Continued Hawkes, "In evolutionary modeling we simplify all that into ‘longevity genes.' So in the modeling, we start at a great ape-like longevity, establishing an equilibrium with longevity mutating-in all directions-and staying at approximate great ape levels. Then we add helpful grandmothering to see whether (very weak) grandmother effects are enough to increase longevities in model populations. The end of female fertility is not changing in the published simulations, something we assume based on the observed similarity in oldest births in humans and great apes (all in the forties and not beyond)."
In the simulations done, "only a tiny fraction of agents initially survive to be ‘eligible' to grandmother. But that's enough to do it. Results we've published show model populations moving from a great ape-like life history, to a human-like one, just as proposed in the verbal model." All these are "continuing reasons to think this hypothesis is very much worth betting on."
But what's going on in the actual physiology? "As longevity increases, females are initially less likely to die while still cycling and postmenopausal survival increases," Hawkes told Bioscience Technology. "Some of somatic physiology is pulling apart from what's happening with cycling."
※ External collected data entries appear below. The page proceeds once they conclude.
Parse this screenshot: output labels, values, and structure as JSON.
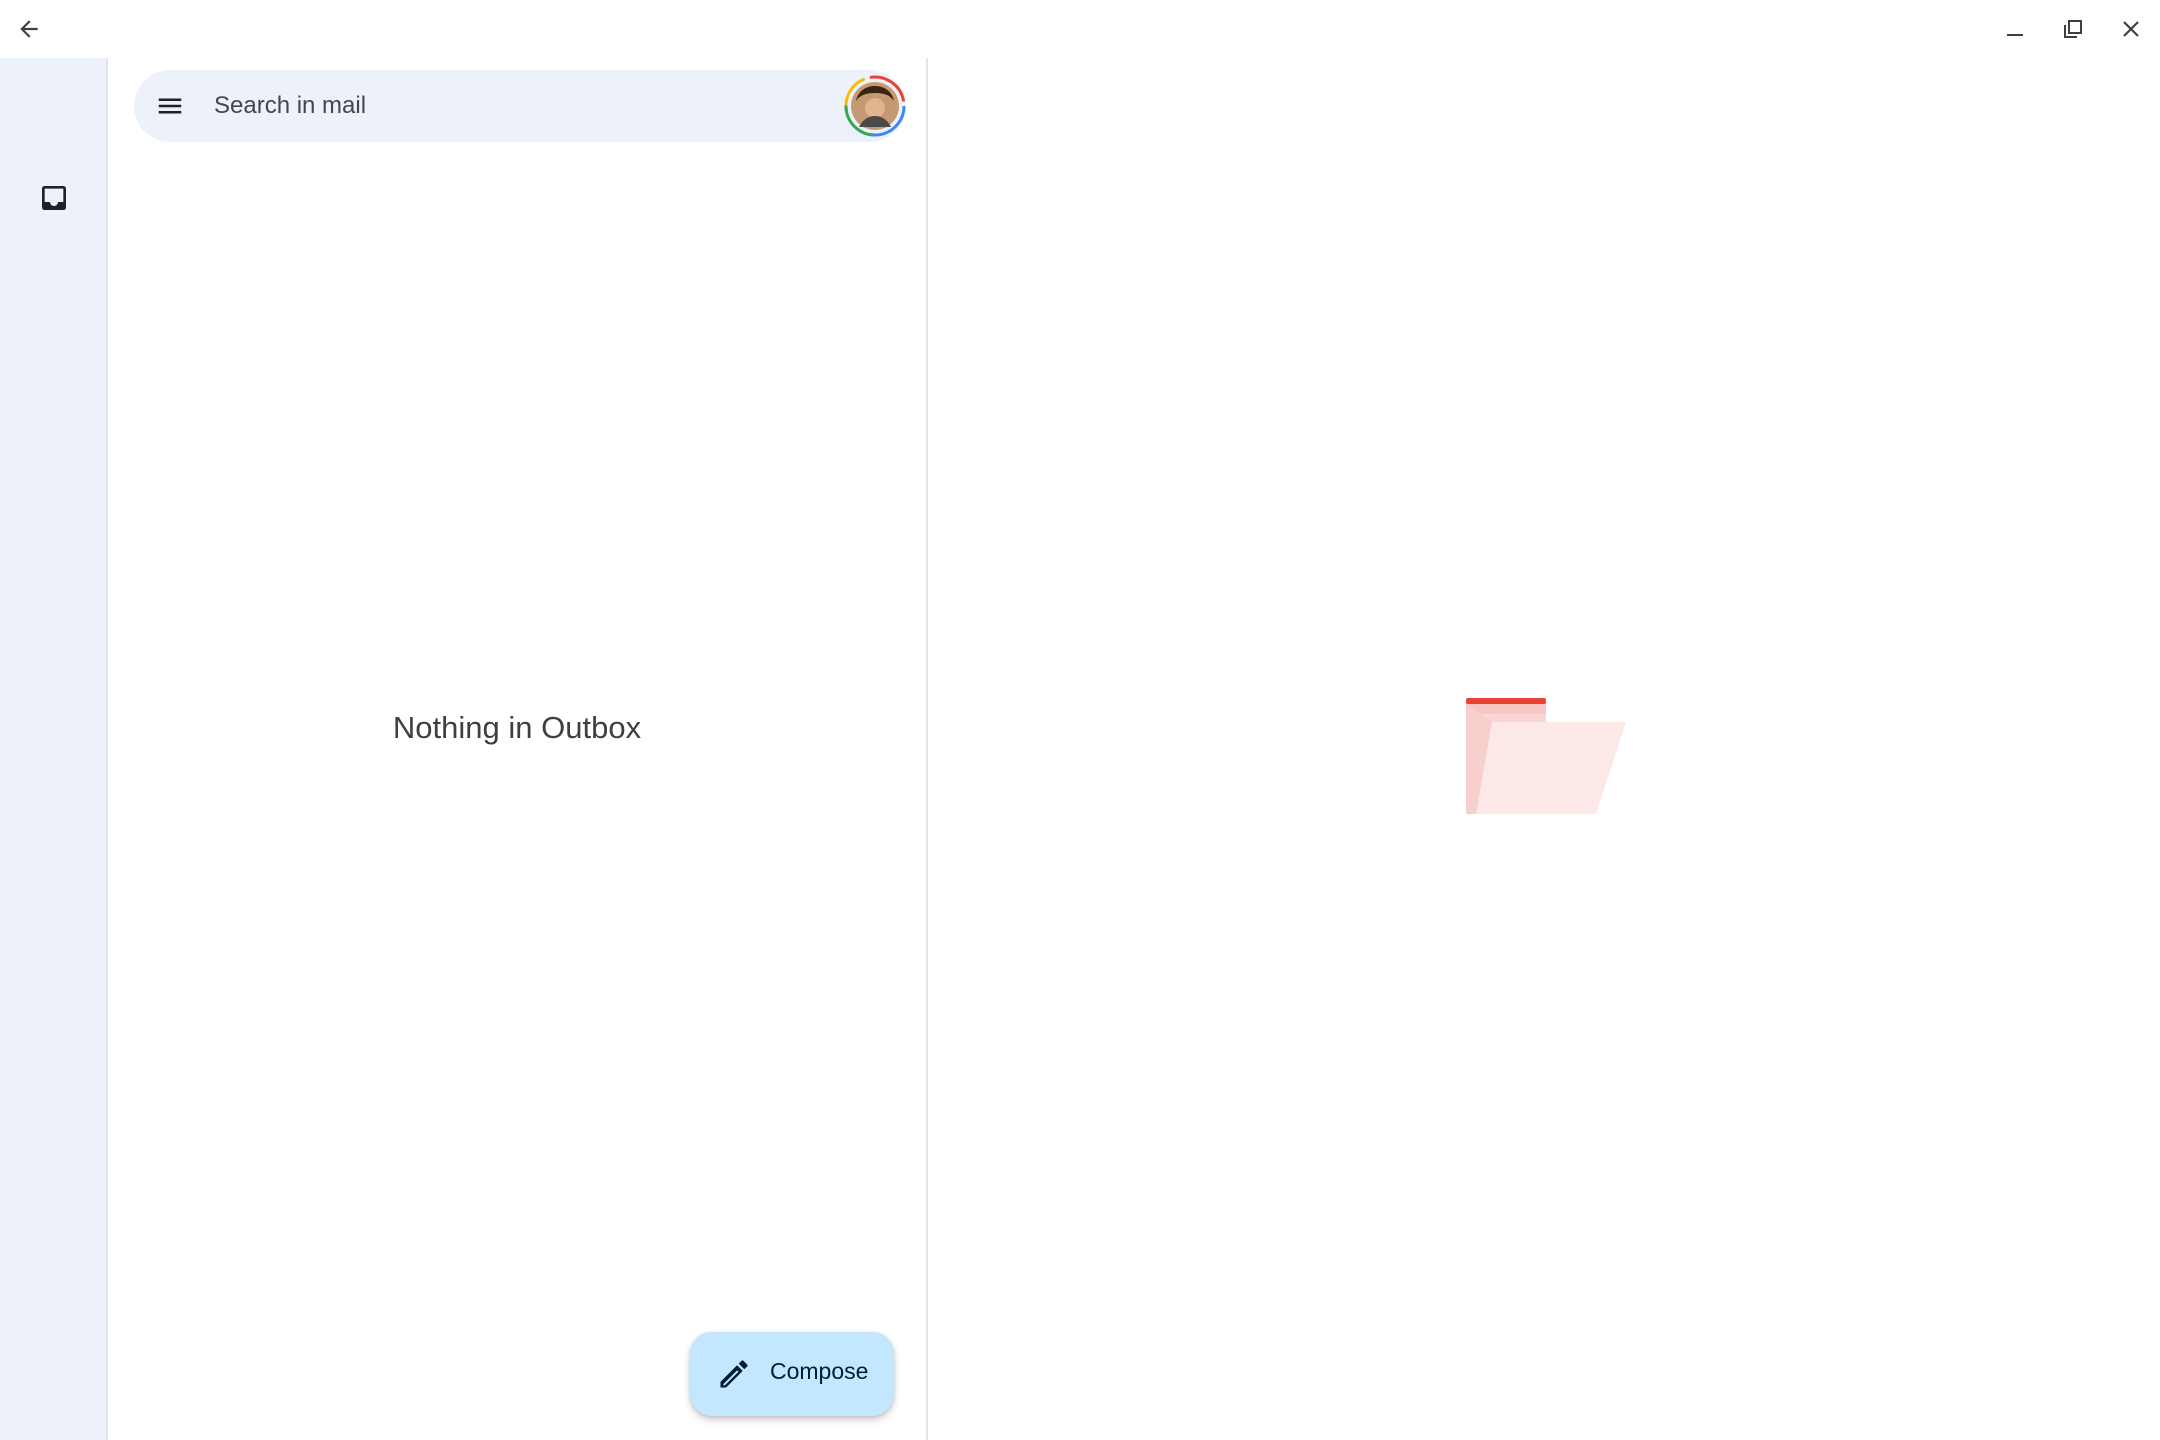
{
  "window": {
    "back_icon": "arrow-left-icon",
    "minimize_icon": "minimize-icon",
    "restore_icon": "restore-icon",
    "close_icon": "close-icon"
  },
  "rail": {
    "items": [
      {
        "icon": "inbox-icon"
      }
    ]
  },
  "search": {
    "placeholder": "Search in mail",
    "menu_icon": "hamburger-menu-icon",
    "avatar": "account-avatar"
  },
  "list": {
    "empty_message": "Nothing in Outbox"
  },
  "compose": {
    "label": "Compose",
    "icon": "pencil-icon",
    "background": "#c2e7ff"
  },
  "reading_pane": {
    "illustration": "folder-icon",
    "accent": "#ea4335"
  },
  "colors": {
    "rail_bg": "#edf2fa",
    "search_bg": "#edf2fa"
  }
}
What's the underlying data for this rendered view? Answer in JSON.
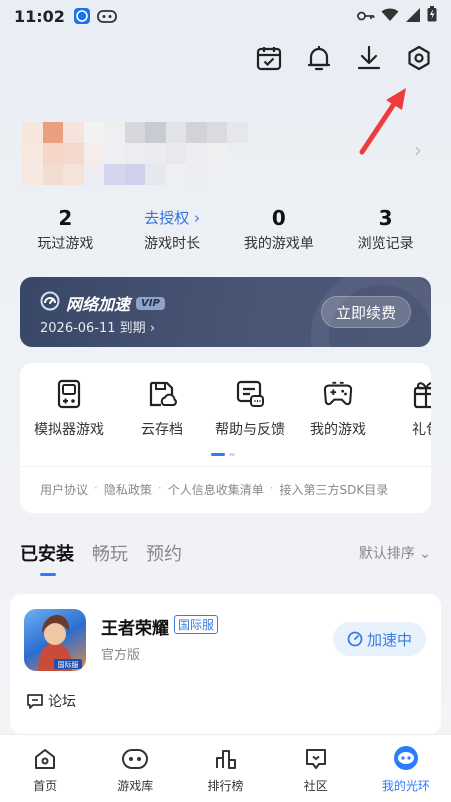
{
  "status_bar": {
    "time": "11:02"
  },
  "stats": [
    {
      "value": "2",
      "label": "玩过游戏"
    },
    {
      "value": "去授权 ›",
      "label": "游戏时长"
    },
    {
      "value": "0",
      "label": "我的游戏单"
    },
    {
      "value": "3",
      "label": "浏览记录"
    }
  ],
  "vip": {
    "title": "网络加速",
    "badge": "VIP",
    "expiry": "2026-06-11 到期 ›",
    "renew_label": "立即续费"
  },
  "tools": [
    {
      "label": "模拟器游戏",
      "icon": "gameboy-icon"
    },
    {
      "label": "云存档",
      "icon": "cloud-save-icon"
    },
    {
      "label": "帮助与反馈",
      "icon": "feedback-icon"
    },
    {
      "label": "我的游戏",
      "icon": "gamepad-icon"
    },
    {
      "label": "礼包",
      "icon": "gift-icon"
    }
  ],
  "links": [
    "用户协议",
    "隐私政策",
    "个人信息收集清单",
    "接入第三方SDK目录"
  ],
  "tabs": [
    {
      "label": "已安装",
      "active": true
    },
    {
      "label": "畅玩",
      "active": false
    },
    {
      "label": "预约",
      "active": false
    }
  ],
  "sort_label": "默认排序 ⌄",
  "game": {
    "name": "王者荣耀",
    "server_tag": "国际服",
    "subtitle": "官方版",
    "accel_label": "加速中",
    "forum_label": "论坛",
    "avatar_text": "国际服"
  },
  "bottom_nav": [
    {
      "label": "首页",
      "active": false
    },
    {
      "label": "游戏库",
      "active": false
    },
    {
      "label": "排行榜",
      "active": false
    },
    {
      "label": "社区",
      "active": false
    },
    {
      "label": "我的光环",
      "active": true
    }
  ],
  "colors": {
    "accent": "#2b7cff",
    "vip_bg": "#3f4c6b"
  }
}
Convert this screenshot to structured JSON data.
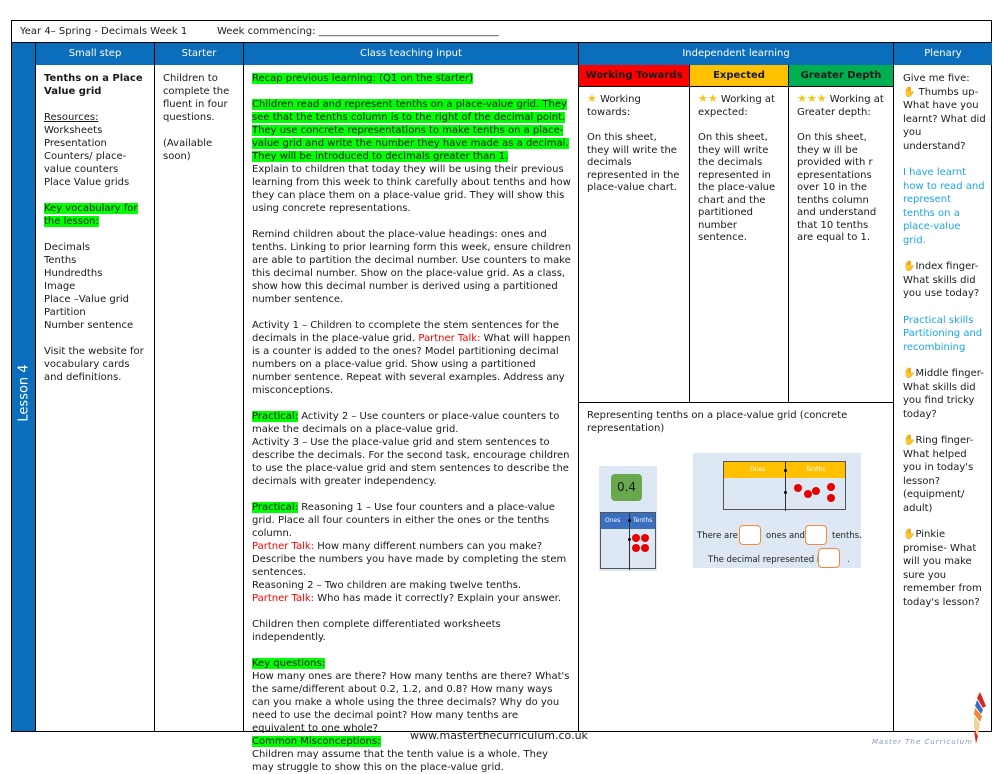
{
  "header": {
    "title": "Year 4– Spring - Decimals Week 1",
    "week_commencing": "Week commencing: ____________________________________"
  },
  "lesson_label": "Lesson 4",
  "columns": {
    "small_step": "Small step",
    "starter": "Starter",
    "class_teaching": "Class teaching input",
    "independent": "Independent learning",
    "plenary": "Plenary"
  },
  "small_step": {
    "title": "Tenths on a Place Value grid",
    "resources_label": "Resources:",
    "resources": [
      "Worksheets",
      "Presentation",
      "Counters/ place-value counters",
      "Place Value grids"
    ],
    "vocab_label": "Key vocabulary for the lesson:",
    "vocab": [
      "Decimals",
      "Tenths",
      "Hundredths",
      "Image",
      "Place –Value grid",
      "Partition",
      "Number sentence"
    ],
    "website_note": "Visit the website for vocabulary cards and definitions."
  },
  "starter": {
    "text": "Children to complete the fluent in four questions.",
    "note": "(Available soon)"
  },
  "teaching": {
    "recap": "Recap previous learning: (Q1 on the starter)",
    "intro": "Children read and represent tenths on a place-value grid. They see that the tenths column is to the right of the decimal point. They use concrete representations to make tenths on a place-value grid and write the number they have made as a decimal. They will be introduced to decimals greater than 1.",
    "explain": "Explain to children that today they will be using their previous learning from this week to think carefully about tenths and how they can place them on a place-value grid. They will show this using concrete representations.",
    "remind": "Remind children about the place-value headings: ones and tenths. Linking to prior learning form this week, ensure children are able to partition the decimal number. Use counters to make this decimal number. Show on the place-value grid. As a class, show how this decimal number is derived using a partitioned number sentence.",
    "activity1_a": "Activity 1 – Children to ccomplete the stem sentences for the decimals in the place-value grid. ",
    "partner_talk": "Partner Talk:",
    "activity1_b": "  What will happen is a counter is added to the ones? Model partitioning decimal numbers on a place-value grid. Show using a partitioned number sentence. Repeat with several examples. Address any misconceptions.",
    "practical": "Practical:",
    "activity2": " Activity 2 – Use counters or place-value counters to make the decimals on a place-value grid.",
    "activity3": "Activity 3 –  Use the place-value grid and stem sentences to describe the decimals. For the second task, encourage children to use the place-value grid and stem sentences to describe the decimals with greater independency.",
    "reasoning1": "  Reasoning 1 – Use four counters and a place-value grid. Place all four counters in either the ones or the tenths column.",
    "pt1": " How many different numbers can you make? Describe the numbers you have made by completing the stem sentences.",
    "reasoning2": "Reasoning 2 – Two children are making twelve tenths.",
    "pt2": " Who has made it correctly? Explain your answer.",
    "worksheets": "Children then complete differentiated worksheets independently.",
    "key_q_label": "Key questions:",
    "key_q": "How many ones are there? How many tenths are there? What's the same/different about 0.2, 1.2, and 0.8? How many ways can you make a whole using the three decimals? Why do you need to use the decimal point? How many tenths are equivalent to one whole?",
    "misc_label": "Common Misconceptions:",
    "misc": "Children may assume that the tenth value is a whole. They may struggle to show this on the place-value grid."
  },
  "independent": {
    "levels": [
      {
        "label": "Working Towards",
        "color": "#ff0000",
        "stars": "★",
        "heading": "Working towards:",
        "text": "On this sheet, they will write the decimals represented in the place-value chart."
      },
      {
        "label": "Expected",
        "color": "#ffc000",
        "stars": "★★",
        "heading": "Working at expected:",
        "text": "On this sheet, they will write the decimals represented in the place-value chart and the partitioned number sentence."
      },
      {
        "label": "Greater Depth",
        "color": "#00b050",
        "stars": "★★★",
        "heading": "Working at Greater depth:",
        "text": "On this sheet, they w ill be provided with r epresentations over 10 in the tenths column and understand that 10 tenths are equal to 1."
      }
    ],
    "rep_title": "Representing tenths on a place-value grid (concrete representation)",
    "pv_a": {
      "value": "0.4",
      "ones": "Ones",
      "tenths": "Tenths"
    },
    "pv_b": {
      "ones": "Ones",
      "tenths": "Tenths",
      "there_are": "There are",
      "ones_and": "ones and",
      "tenths_end": "tenths.",
      "decimal_is": "The decimal represented is",
      "period": "."
    }
  },
  "plenary": {
    "intro": "Give me five:",
    "thumb": "Thumbs up- What have you learnt? What did you understand?",
    "thumb_ans": "I have learnt how to read and represent tenths on a place-value grid.",
    "index": "Index finger- What skills did you use today?",
    "index_ans": "Practical skills Partitioning and recombining",
    "middle": "Middle finger- What skills did you find tricky today?",
    "ring": "Ring finger- What helped you in today's lesson? (equipment/ adult)",
    "pinkie": "Pinkie promise- What will you make sure you remember from today's lesson?"
  },
  "footer": {
    "url": "www.masterthecurriculum.co.uk",
    "logo": "Master The Curriculum"
  }
}
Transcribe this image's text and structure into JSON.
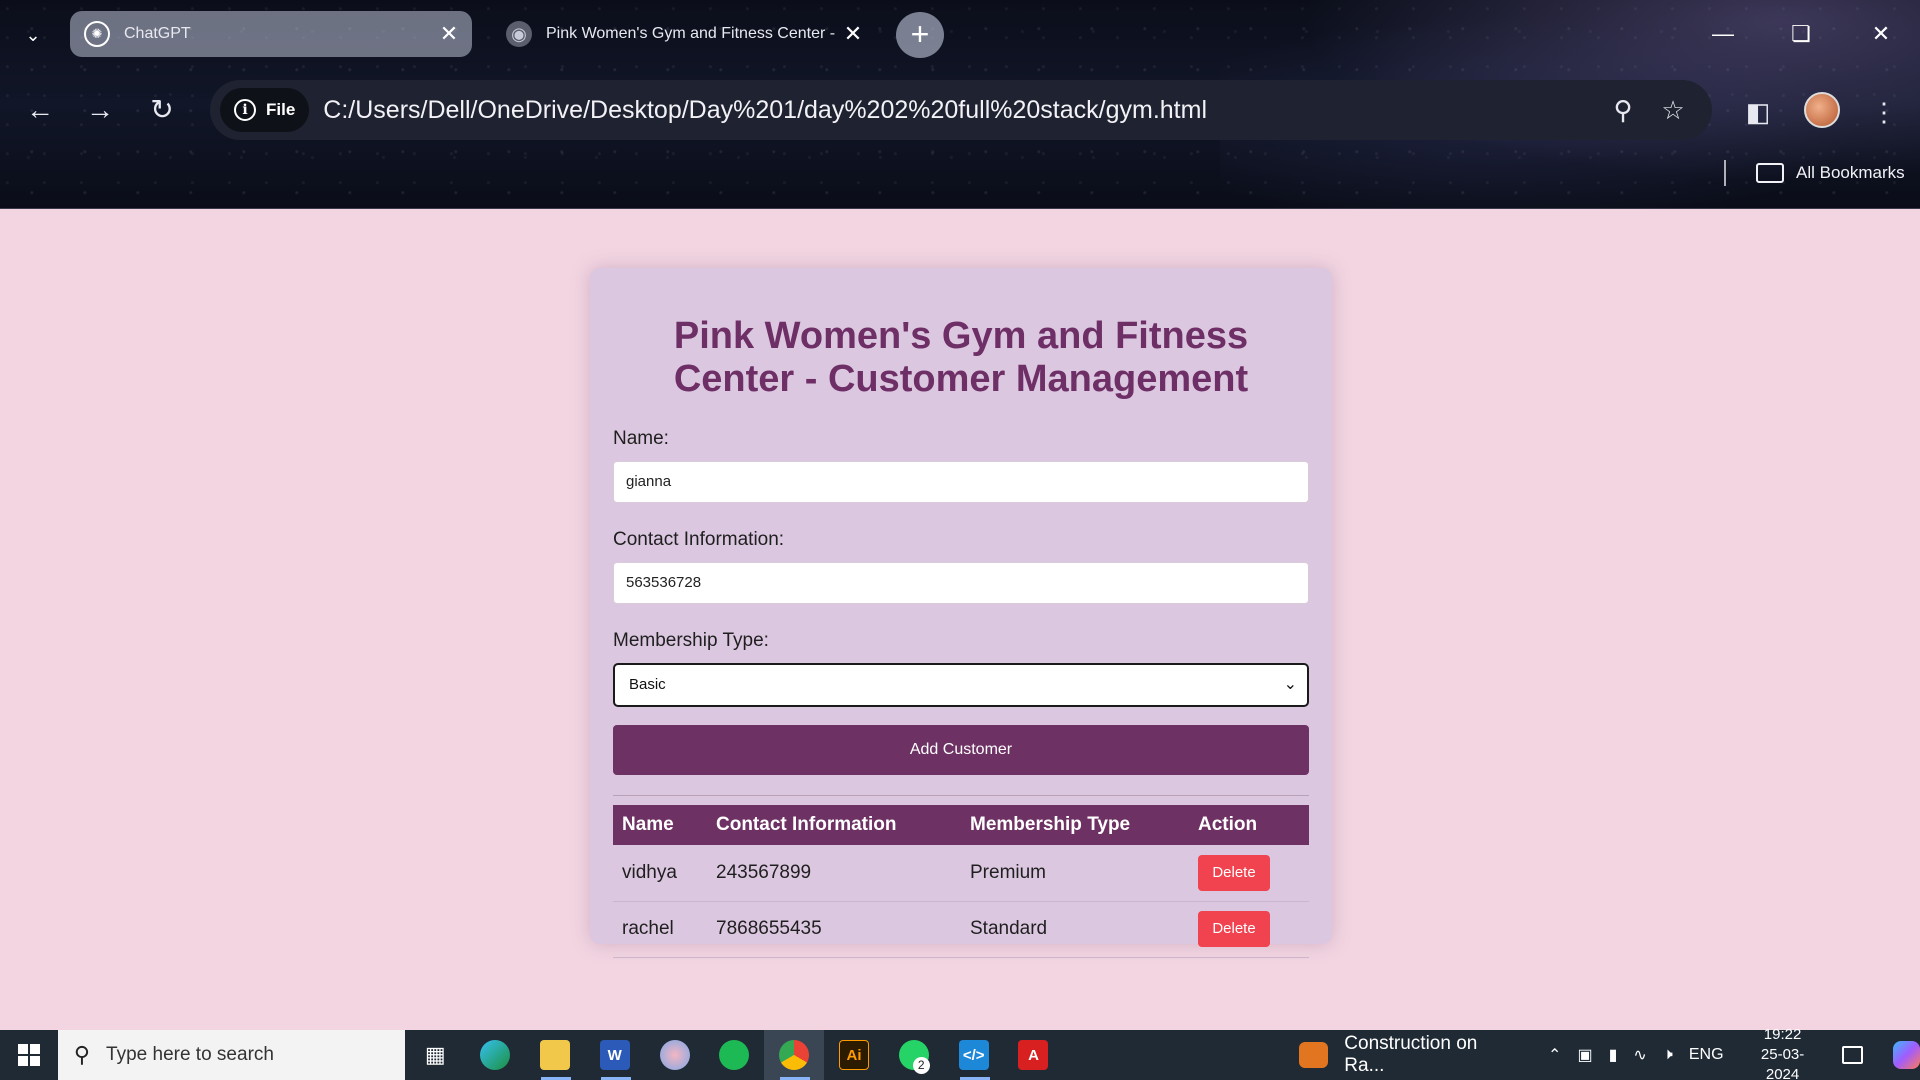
{
  "browser": {
    "tabs": [
      {
        "title": "ChatGPT",
        "active": true
      },
      {
        "title": "Pink Women's Gym and Fitness Center - C",
        "active": false
      }
    ],
    "address": {
      "chip": "File",
      "url": "C:/Users/Dell/OneDrive/Desktop/Day%201/day%202%20full%20stack/gym.html"
    },
    "bookmarks_label": "All Bookmarks"
  },
  "page": {
    "title": "Pink Women's Gym and Fitness Center - Customer Management",
    "form": {
      "name_label": "Name:",
      "name_value": "gianna",
      "contact_label": "Contact Information:",
      "contact_value": "563536728",
      "membership_label": "Membership Type:",
      "membership_value": "Basic",
      "submit_label": "Add Customer"
    },
    "table": {
      "headers": [
        "Name",
        "Contact Information",
        "Membership Type",
        "Action"
      ],
      "rows": [
        {
          "name": "vidhya",
          "contact": "243567899",
          "membership": "Premium",
          "action": "Delete"
        },
        {
          "name": "rachel",
          "contact": "7868655435",
          "membership": "Standard",
          "action": "Delete"
        }
      ]
    }
  },
  "taskbar": {
    "search_placeholder": "Type here to search",
    "whatsapp_badge": "2",
    "news": "Construction on Ra...",
    "language": "ENG",
    "time": "19:22",
    "date": "25-03-2024"
  },
  "colors": {
    "page_bg": "#f2d5e1",
    "card_bg": "#dcc7e0",
    "accent": "#6e3164",
    "delete": "#f0424f"
  }
}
As noted, she said, in other living hominids, reproductive cycling, and the rest of the body's mechanics, decline together. As the human difference in reproductive cycling became apparent over evolution, humans clearly had to ensure consequences for the differing interaction between the ovaries and the rest of the body. Hawkes' recent paper indicates that the entire HPO axis, involving most key interactions between ovaries and brain, may be involved in the rapid oocyte depletion-and substantial menopause-experienced by humans.
But ultimately, Hawkes told Bioscience Technology: "We need to know a lot more about how that's working in chimpanzees to identify what selection might have done to those mechanisms in the evolution of greater longevity in our own lineage."